Depuis 1991 et le rapport Rocard, le sujet des retraites empoisonne la vie politique, économique et sociale de notre pays. Après les rapports du Conseil d’orientation des retraites et du Comité de suivi des retraites, celui du Conseil d’analyse économique est très clair sur le constat : "Incohérence et illisibilité des régimes de retraite en France", mais vague sur une stratégie qui propose d'en unifier "la gouvernance" tout en conservant les différences.

Les dégâts des changements incessants de nos 37 régimes de retraites sont considérables. Les jeunes générations sont persuadées qu’elles n’auront pratiquement pas de retraite, les actifs et les retraités vivent dans l’incertitude sur les règles qui leur sont et seront appliquées, les différents groupes sociaux se suspectent et se querellent, l’image de la France à l‘étranger est affaiblie et la vie politique et sociale est à chaque fois perturbée pendant des mois pour des réformes souvent modestes.   

De son côté la complexité du système le rend incompréhensible pour les adhérents même mono-pensionnés, coûteux à gérer par les caisses de retraite et par les employeurs, largement aveugle[1] et très probablement injuste.

Le Conseil d’orientation des retraites (COR)

Le COR est composé de 39 membres : président (1), parlementaires (8), partenaires sociaux (16), associations de retraités (2), hauts fonctionnaires (6), personnalités qualifiées (6).
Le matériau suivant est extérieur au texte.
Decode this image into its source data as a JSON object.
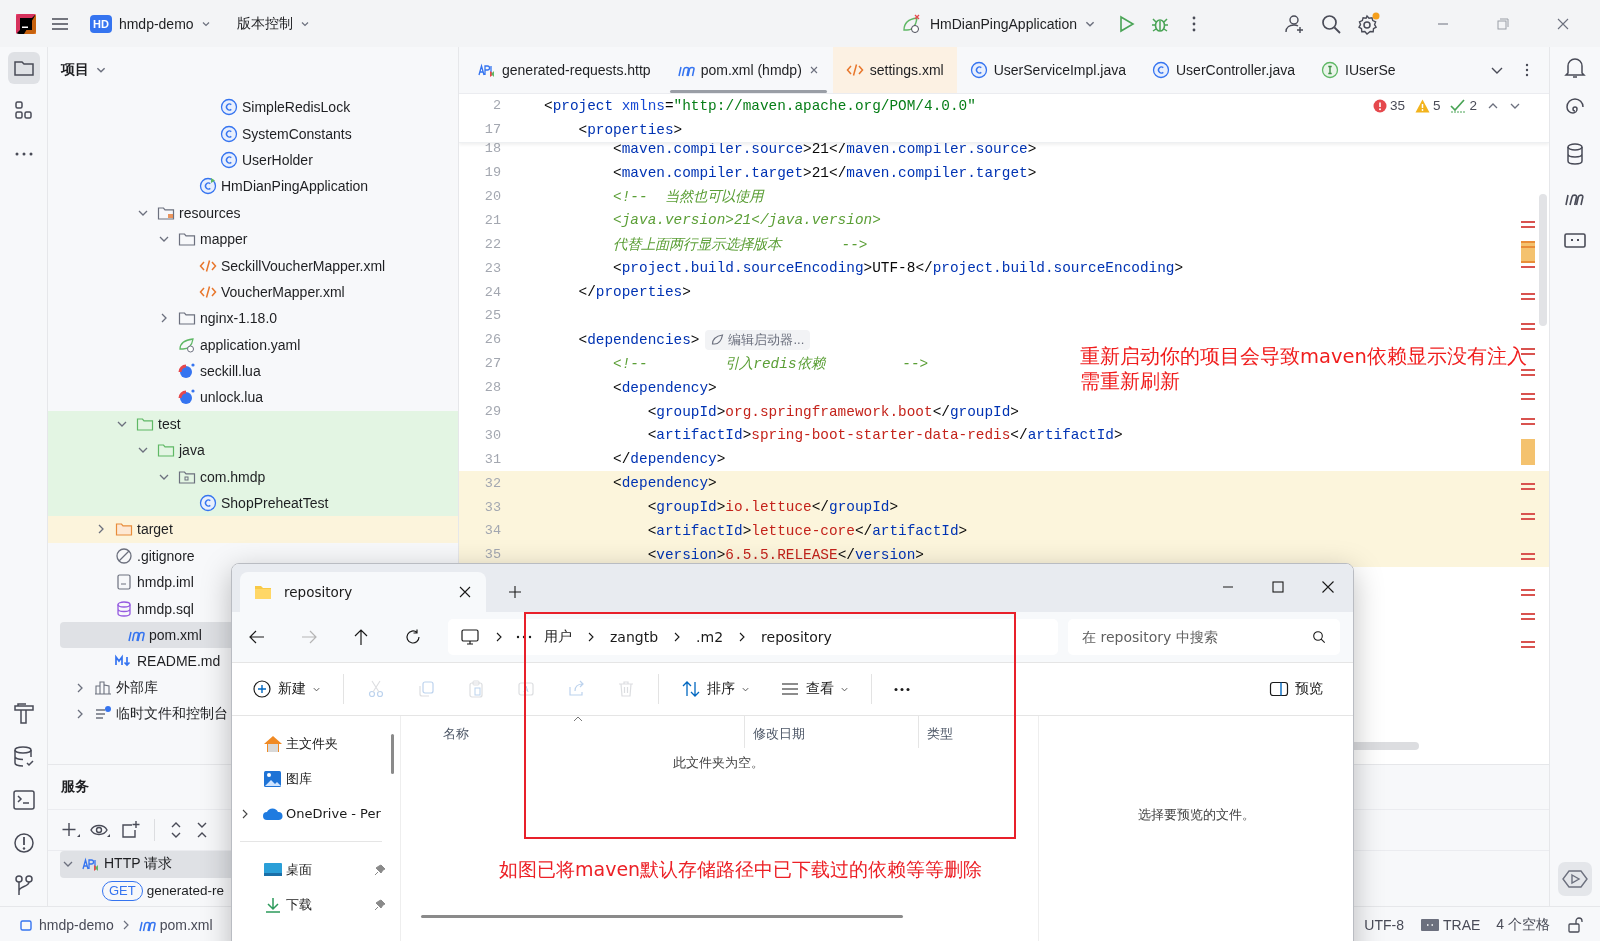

Les études et rapports sont réalisés par des organismes extérieurs (ex. DREES) mais surtout par l’équipe de 9 salariés du secrétariat général. Les 39 membres officiels du COR ayant presque tous d’autres activités prenantes, c’est le travail du secrétariat général qui est fondamental[2]. Dans ses centaines de notes et rapports publiés depuis quinze ans, le COR fournit des descriptions des règles actuelles de fonctionnement des différents régimes et des comparaisons entre eux, fait régulièrement le point sur leurs situations démographiques et financières, et produit surtout des prévisions financières à court et long terme en fonction des hypothèses officielles de croissance, chômage, revenus, démographie, règles d’âge de départ en retraite. Ces constats et prévisions sur les situations actuelles et futures des régimes de retraite sont utiles, mais le COR n’en tire ni conclusion ni recommandation.

Un pan caché

Le coût de gestion de ces multiples régimes se chiffrant en milliards d’euros (environ six), son chiffrage précis par le COR permettrait de mesurer l’économie réalisable sur ce seul point par une fusion des régimes. Mais ce sujet des coûts de gestion risquant de remettre en cause de nombreuses structures représentées au COR, il n’est pas traité par le Conseil. Il est par exemple curieux que les retraites des fonctionnaires d’État soient traitées par le Service des retraites de l'État, direction rattachée à Bercy, et dont les crédits budgétaires sont inscrits dans le compte d'affectation spéciale Pension (le CAS Pension) et que celles des fonctionnaires des hôpitaux et des collectivités locales soient traitées par la Caisse des dépôts pour le compte de la Caisse nationale de retraites des agents des collectivités locales (CNARCL), alors que les règles des deux régimes sont largement identiques. Au contraire, les régimes ARRCO et AGIRC ont fini par n’avoir plus qu’un seul outil (L’usine retraite) et par fortement réduire le nombre de leurs caisses. Ils se préparent maintenant à fusionner l’ARRCO et l’AGIRC comme le propose l’iFRAP depuis longtemps[3]

COPILOR, CAR, CSR

Il est progressivement devenu évident que la réforme des retraites n’ayant pas été traitée au fond en France, et le COR se cantonnant à faire des constats, un outil de réforme, différent du COR, était devenu nécessaire.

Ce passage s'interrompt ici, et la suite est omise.